Like most educators, Assistant Professor of Entrepreneurial Studies Craig Talmage had to make some adjustments to his “Social Innovation for the Entrepreneur” course this spring when the coronavirus shut down in-person learning.
Turning a challenge into an opportunity, Talmage decided to have his students analyze the website for ConnectGeneva, an initiative of the city and town of Geneva in partnership with BluePrint Geneva, created to bring people together virtually to share resources during the pandemic. He designed the assignment to be a collaborative effort with the Center for Community Engagement and Service Learning where he serves as faculty liaison.

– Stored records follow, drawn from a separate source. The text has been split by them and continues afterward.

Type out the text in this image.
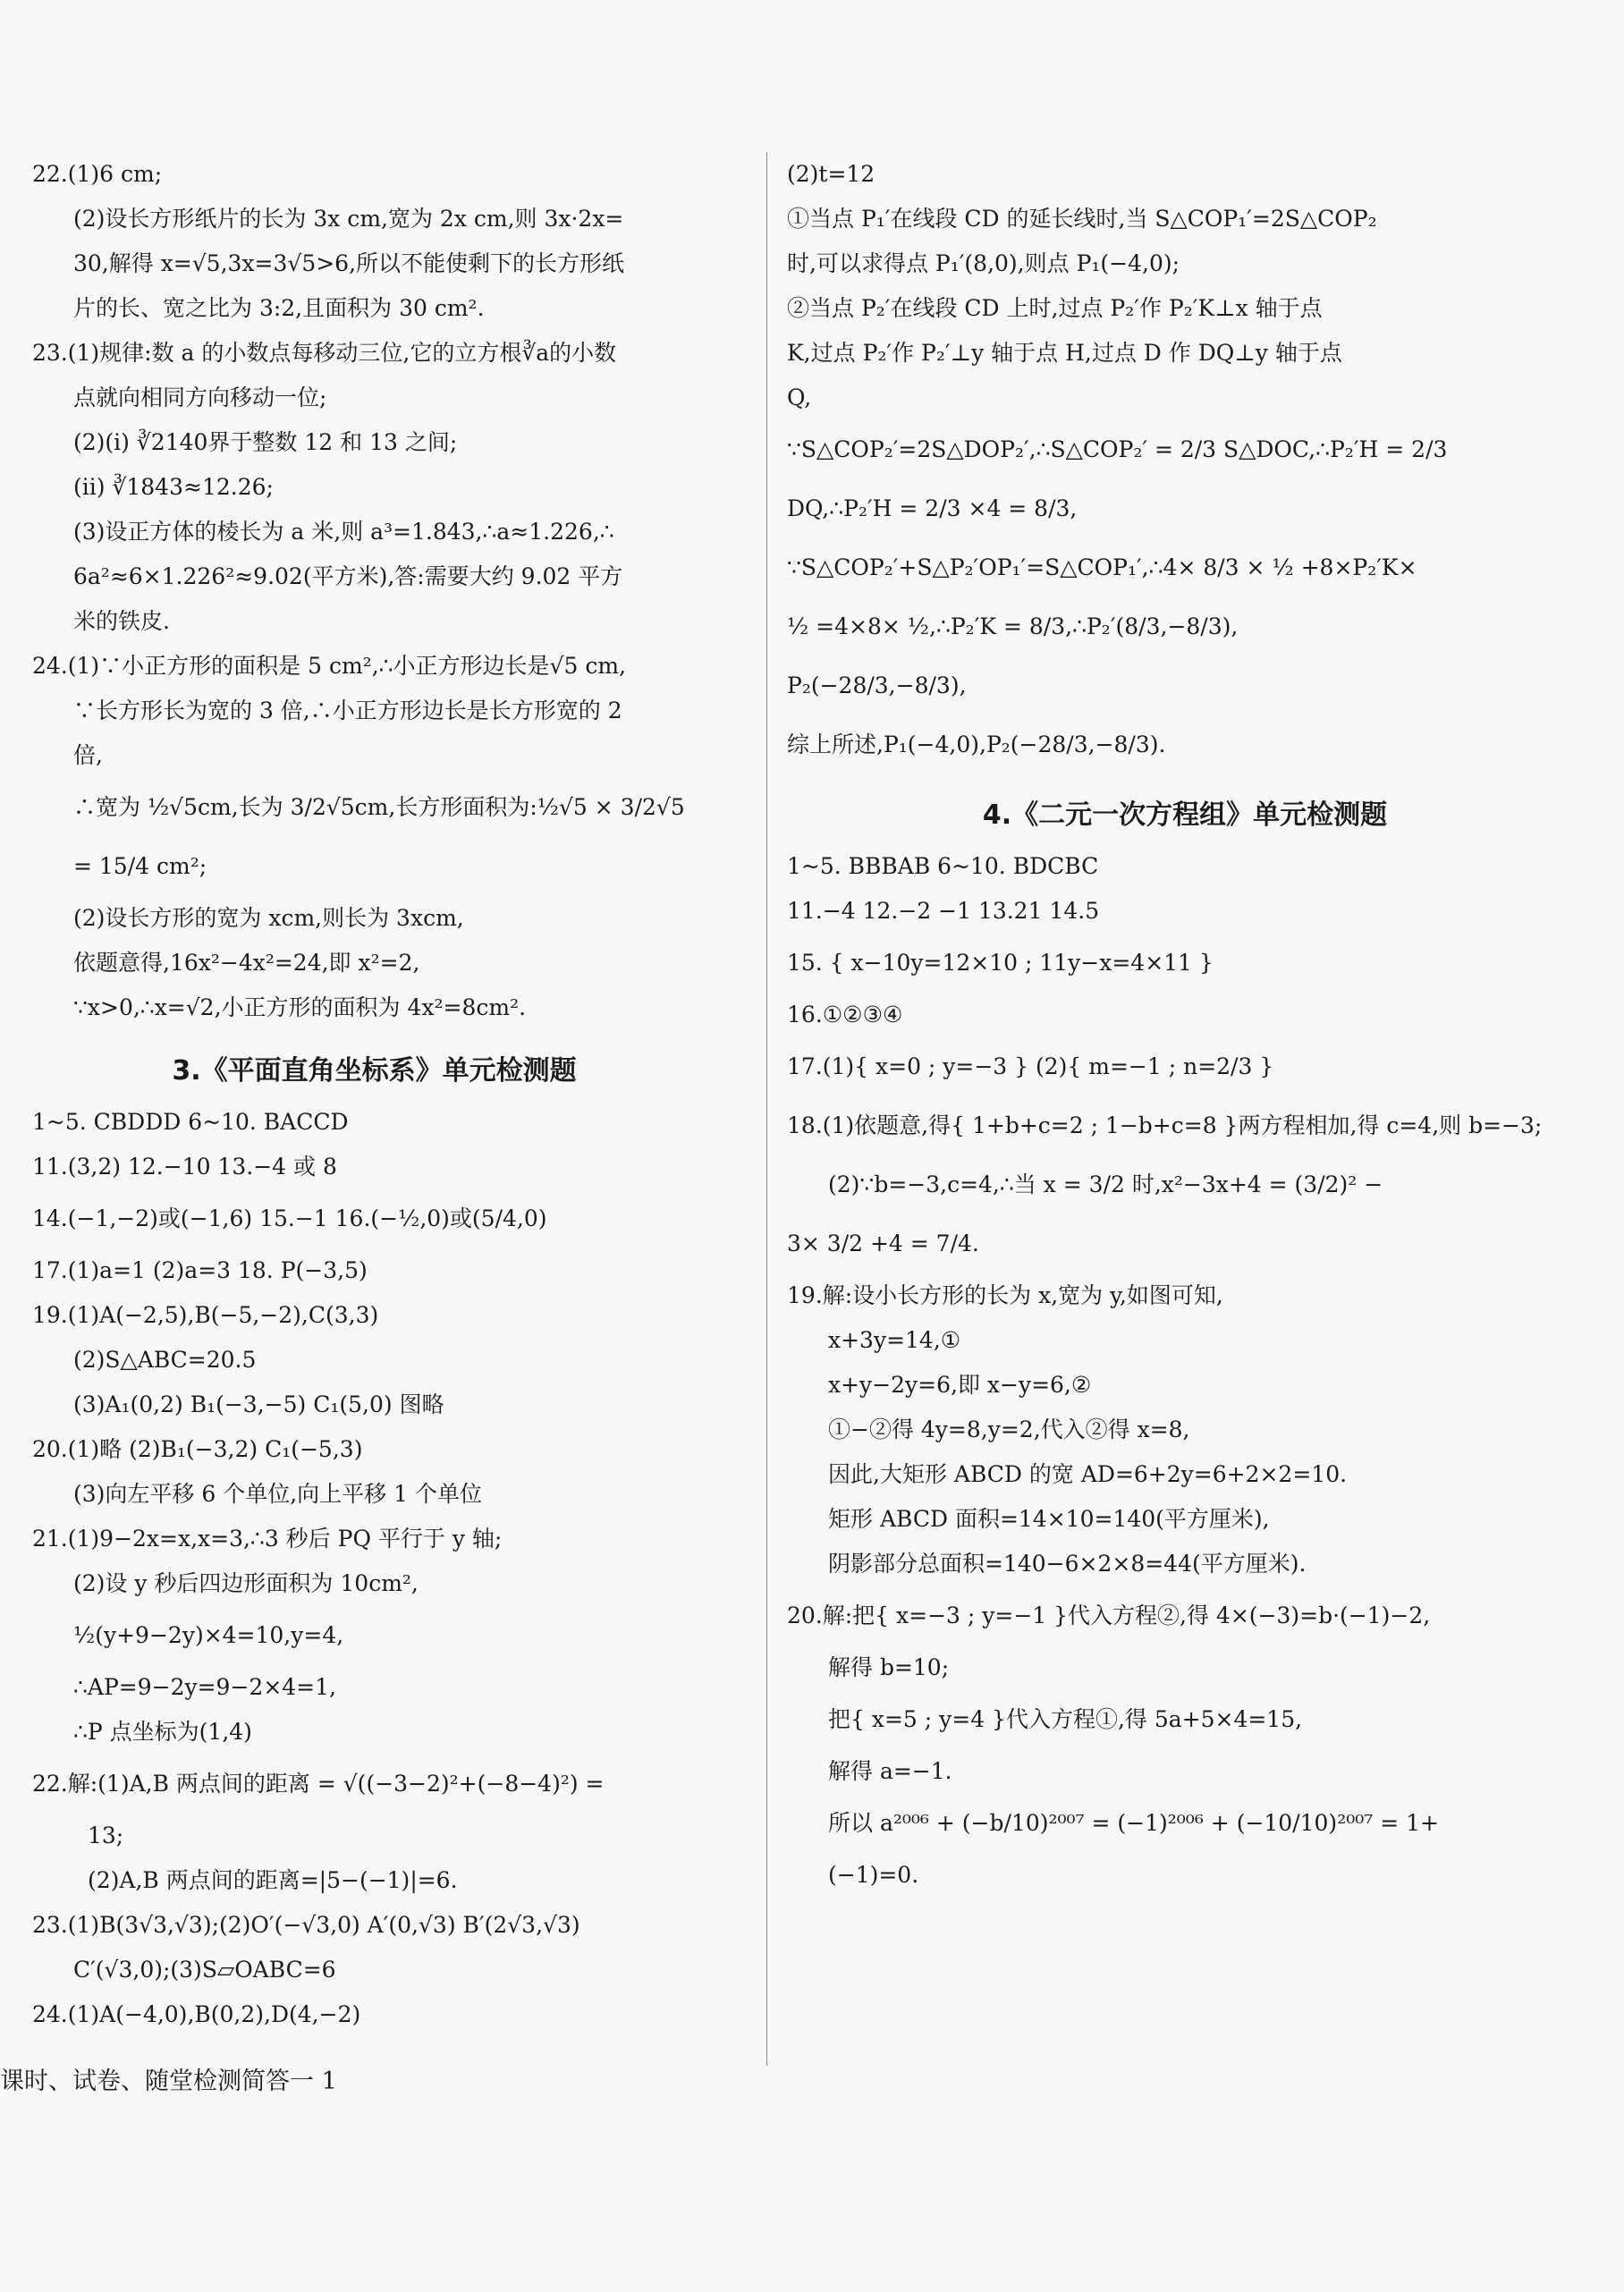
22.(1)6 cm;
(2)设长方形纸片的长为 3x cm,宽为 2x cm,则 3x·2x=
30,解得 x=√5,3x=3√5>6,所以不能使剩下的长方形纸
片的长、宽之比为 3:2,且面积为 30 cm².
23.(1)规律:数 a 的小数点每移动三位,它的立方根∛a的小数
点就向相同方向移动一位;
(2)(i) ∛2140界于整数 12 和 13 之间;
(ii) ∛1843≈12.26;
(3)设正方体的棱长为 a 米,则 a³=1.843,∴a≈1.226,∴
6a²≈6×1.226²≈9.02(平方米),答:需要大约 9.02 平方
米的铁皮.
24.(1)∵小正方形的面积是 5 cm²,∴小正方形边长是√5 cm,
∵长方形长为宽的 3 倍,∴小正方形边长是长方形宽的 2
倍,
∴宽为 ½√5cm,长为 3/2√5cm,长方形面积为:½√5 × 3/2√5
= 15/4 cm²;
(2)设长方形的宽为 xcm,则长为 3xcm,
依题意得,16x²−4x²=24,即 x²=2,
∵x>0,∴x=√2,小正方形的面积为 4x²=8cm².
3.《平面直角坐标系》单元检测题
1~5. CBDDD 6~10. BACCD
11.(3,2) 12.−10 13.−4 或 8
14.(−1,−2)或(−1,6) 15.−1 16.(−½,0)或(5/4,0)
17.(1)a=1 (2)a=3 18. P(−3,5)
19.(1)A(−2,5),B(−5,−2),C(3,3)
(2)S△ABC=20.5
(3)A₁(0,2) B₁(−3,−5) C₁(5,0) 图略
20.(1)略 (2)B₁(−3,2) C₁(−5,3)
(3)向左平移 6 个单位,向上平移 1 个单位
21.(1)9−2x=x,x=3,∴3 秒后 PQ 平行于 y 轴;
(2)设 y 秒后四边形面积为 10cm²,
½(y+9−2y)×4=10,y=4,
∴AP=9−2y=9−2×4=1,
∴P 点坐标为(1,4)
22.解:(1)A,B 两点间的距离 = √((−3−2)²+(−8−4)²) =
13;
(2)A,B 两点间的距离=|5−(−1)|=6.
23.(1)B(3√3,√3);(2)O′(−√3,0) A′(0,√3) B′(2√3,√3)
C′(√3,0);(3)S▱OABC=6
24.(1)A(−4,0),B(0,2),D(4,−2)
(2)t=12
①当点 P₁′在线段 CD 的延长线时,当 S△COP₁′=2S△COP₂
时,可以求得点 P₁′(8,0),则点 P₁(−4,0);
②当点 P₂′在线段 CD 上时,过点 P₂′作 P₂′K⊥x 轴于点
K,过点 P₂′作 P₂′⊥y 轴于点 H,过点 D 作 DQ⊥y 轴于点
Q,
∵S△COP₂′=2S△DOP₂′,∴S△COP₂′ = 2/3 S△DOC,∴P₂′H = 2/3
DQ,∴P₂′H = 2/3 ×4 = 8/3,
∵S△COP₂′+S△P₂′OP₁′=S△COP₁′,∴4× 8/3 × ½ +8×P₂′K×
½ =4×8× ½,∴P₂′K = 8/3,∴P₂′(8/3,−8/3),
P₂(−28/3,−8/3),
综上所述,P₁(−4,0),P₂(−28/3,−8/3).
4.《二元一次方程组》单元检测题
1~5. BBBAB 6~10. BDCBC
11.−4 12.−2 −1 13.21 14.5
15. { x−10y=12×10 ; 11y−x=4×11 }
16.①②③④
17.(1){ x=0 ; y=−3 } (2){ m=−1 ; n=2/3 }
18.(1)依题意,得{ 1+b+c=2 ; 1−b+c=8 }两方程相加,得 c=4,则 b=−3;
(2)∵b=−3,c=4,∴当 x = 3/2 时,x²−3x+4 = (3/2)² −
3× 3/2 +4 = 7/4.
19.解:设小长方形的长为 x,宽为 y,如图可知,
x+3y=14,①
x+y−2y=6,即 x−y=6,②
①−②得 4y=8,y=2,代入②得 x=8,
因此,大矩形 ABCD 的宽 AD=6+2y=6+2×2=10.
矩形 ABCD 面积=14×10=140(平方厘米),
阴影部分总面积=140−6×2×8=44(平方厘米).
20.解:把{ x=−3 ; y=−1 }代入方程②,得 4×(−3)=b·(−1)−2,
解得 b=10;
把{ x=5 ; y=4 }代入方程①,得 5a+5×4=15,
解得 a=−1.
所以 a²⁰⁰⁶ + (−b/10)²⁰⁰⁷ = (−1)²⁰⁰⁶ + (−10/10)²⁰⁰⁷ = 1+
(−1)=0.
课时、试卷、随堂检测简答一 1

“With the loss of in-person interaction for the course, I knew students would be curious to learn about the innovative ways the Geneva community was adjusting to COVID-19 and related challenges and collaborative opportunities,” says Talmage. The students reviewed content on the ConnectGeneva website as well as the organization’s Facebook and Instagram pages, assessing the effectiveness of each and commenting on possibilities for improvement.

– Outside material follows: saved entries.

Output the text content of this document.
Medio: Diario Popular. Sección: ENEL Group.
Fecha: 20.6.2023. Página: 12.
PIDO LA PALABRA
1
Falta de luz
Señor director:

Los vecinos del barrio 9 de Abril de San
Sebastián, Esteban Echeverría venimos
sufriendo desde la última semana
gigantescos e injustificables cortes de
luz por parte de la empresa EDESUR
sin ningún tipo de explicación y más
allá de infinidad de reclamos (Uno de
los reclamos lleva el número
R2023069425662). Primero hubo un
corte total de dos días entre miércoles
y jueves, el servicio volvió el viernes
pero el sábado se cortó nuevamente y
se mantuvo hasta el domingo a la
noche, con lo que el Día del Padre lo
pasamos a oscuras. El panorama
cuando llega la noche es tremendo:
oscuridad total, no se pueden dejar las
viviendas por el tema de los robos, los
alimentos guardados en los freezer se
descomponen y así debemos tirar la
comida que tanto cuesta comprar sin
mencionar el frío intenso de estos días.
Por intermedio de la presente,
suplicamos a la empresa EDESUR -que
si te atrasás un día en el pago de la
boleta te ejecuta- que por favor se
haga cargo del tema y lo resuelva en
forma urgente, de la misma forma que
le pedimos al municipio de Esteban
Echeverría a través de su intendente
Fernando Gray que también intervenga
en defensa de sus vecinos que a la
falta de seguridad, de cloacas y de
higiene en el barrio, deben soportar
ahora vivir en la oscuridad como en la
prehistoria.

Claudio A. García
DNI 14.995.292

By analyzing the site, students learned about social enterprise — revenue generation that also does social good. “By seeing how local Genevans and enterprises responded to COVID-19 through ConnectGeneva, my students were able to see the resilience of social enterprise firsthand in Geneva,” says Talmage. “ConnectGeneva can be seen as a blueprint for enterprises in local communities in the future. The students learn about blueprint copying when looking to scale social impact in the course.”
“ConnectGeneva is a multifaceted platform that allows members of the Geneva community to interact, gather information and give back to its community,” says William Payne ’21, a student in the class. “The website features six main links where viewers can choose from options ranging from volunteer work in the community to the latest news on the COVID-19 outbreak.”

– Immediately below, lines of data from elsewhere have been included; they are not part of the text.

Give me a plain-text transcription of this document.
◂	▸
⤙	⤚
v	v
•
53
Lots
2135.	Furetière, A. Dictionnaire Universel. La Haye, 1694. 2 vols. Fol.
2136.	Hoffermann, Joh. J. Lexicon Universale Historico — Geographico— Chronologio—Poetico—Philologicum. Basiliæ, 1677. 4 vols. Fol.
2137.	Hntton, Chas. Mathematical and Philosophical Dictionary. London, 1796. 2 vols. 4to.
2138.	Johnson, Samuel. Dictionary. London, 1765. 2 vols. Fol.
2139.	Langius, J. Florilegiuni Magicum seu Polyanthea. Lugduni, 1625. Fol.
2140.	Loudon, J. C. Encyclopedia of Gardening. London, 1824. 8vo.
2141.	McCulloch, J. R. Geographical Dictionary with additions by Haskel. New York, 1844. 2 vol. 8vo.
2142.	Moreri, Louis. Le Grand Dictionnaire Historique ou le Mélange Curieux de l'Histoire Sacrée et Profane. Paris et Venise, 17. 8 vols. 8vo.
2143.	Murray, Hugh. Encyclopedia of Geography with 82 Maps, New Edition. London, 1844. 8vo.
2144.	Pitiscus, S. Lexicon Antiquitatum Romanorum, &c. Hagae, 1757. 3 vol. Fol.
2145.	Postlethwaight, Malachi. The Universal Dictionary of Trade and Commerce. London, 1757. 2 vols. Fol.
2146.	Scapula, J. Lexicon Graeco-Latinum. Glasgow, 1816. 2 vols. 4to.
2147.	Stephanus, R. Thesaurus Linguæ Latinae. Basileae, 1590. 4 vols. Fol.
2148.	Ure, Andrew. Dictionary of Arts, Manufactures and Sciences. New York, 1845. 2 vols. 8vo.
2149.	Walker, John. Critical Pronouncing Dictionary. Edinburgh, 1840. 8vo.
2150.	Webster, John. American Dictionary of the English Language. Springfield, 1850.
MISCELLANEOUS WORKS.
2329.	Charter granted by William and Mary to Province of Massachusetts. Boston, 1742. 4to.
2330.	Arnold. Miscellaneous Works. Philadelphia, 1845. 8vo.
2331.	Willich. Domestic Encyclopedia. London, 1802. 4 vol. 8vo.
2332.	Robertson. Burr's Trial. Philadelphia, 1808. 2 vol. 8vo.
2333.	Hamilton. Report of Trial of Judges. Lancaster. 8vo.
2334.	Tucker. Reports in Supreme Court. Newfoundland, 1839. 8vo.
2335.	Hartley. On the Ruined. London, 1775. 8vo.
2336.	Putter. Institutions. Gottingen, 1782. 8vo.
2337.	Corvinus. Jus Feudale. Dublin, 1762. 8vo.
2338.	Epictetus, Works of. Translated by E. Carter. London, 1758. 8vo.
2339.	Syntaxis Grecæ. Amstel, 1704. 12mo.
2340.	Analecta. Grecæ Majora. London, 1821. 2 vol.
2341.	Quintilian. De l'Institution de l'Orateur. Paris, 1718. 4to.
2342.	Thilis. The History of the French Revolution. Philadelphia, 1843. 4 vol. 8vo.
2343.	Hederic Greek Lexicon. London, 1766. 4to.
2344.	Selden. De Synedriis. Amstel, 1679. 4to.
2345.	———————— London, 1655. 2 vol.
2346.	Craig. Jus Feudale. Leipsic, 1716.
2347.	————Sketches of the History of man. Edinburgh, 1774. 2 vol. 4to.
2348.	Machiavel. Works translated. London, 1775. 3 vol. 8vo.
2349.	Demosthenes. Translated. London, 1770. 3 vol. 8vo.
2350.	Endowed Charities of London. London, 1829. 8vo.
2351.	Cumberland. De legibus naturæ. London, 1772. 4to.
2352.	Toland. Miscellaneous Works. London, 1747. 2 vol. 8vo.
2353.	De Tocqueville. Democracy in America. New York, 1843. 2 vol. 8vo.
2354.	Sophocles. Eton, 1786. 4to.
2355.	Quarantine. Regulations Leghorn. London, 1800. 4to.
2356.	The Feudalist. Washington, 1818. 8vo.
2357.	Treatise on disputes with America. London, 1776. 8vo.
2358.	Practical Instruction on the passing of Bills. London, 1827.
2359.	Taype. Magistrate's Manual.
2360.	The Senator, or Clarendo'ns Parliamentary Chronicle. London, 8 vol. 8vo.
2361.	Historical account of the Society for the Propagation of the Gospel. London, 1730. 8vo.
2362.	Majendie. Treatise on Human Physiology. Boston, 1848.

Payne felt that the site’s best feature was a “tell us what you need” link that directed visitors to a bilingual form allowing them to input requests. Site administrators then help as they’re able by supplying needed items. He suggested that the Instagram page was a resource that could be better utilized, especially by young people who are more inclined to spend their social media time on Instagram rather than Facebook.
“I believe by advertising the page to both Geneva High School and Hobart and William Smith students the page can gain a large sum of followers which will lead to more engagement within the community,” he says.
Jiangnan “Jackey” Shen ’20 felt that the website was doing a great job of providing delivery and food distribution, and suggested that the organization partner with retail stores that might have surplus food for distribution. She also recommended using the resources of Instagram Live, for events such as interviews with health practitioners speaking about best practices during the pandemic. “These sessions will provide Ontario residents with an opportunity to ask more questions and learn how they can help,” she says.
All in all, says Talmage, the exercise was a success, and allowed students to learn from the safety of their home computers. “I was especially pleased with the feedback my students shared with the organizers and I appreciate the way this effort helped supplement underpinnings of course learning objectives.”
In the photo above, Visiting Assistant Professor of Entrepreneurial Studies Craig Talmage works with students last spring.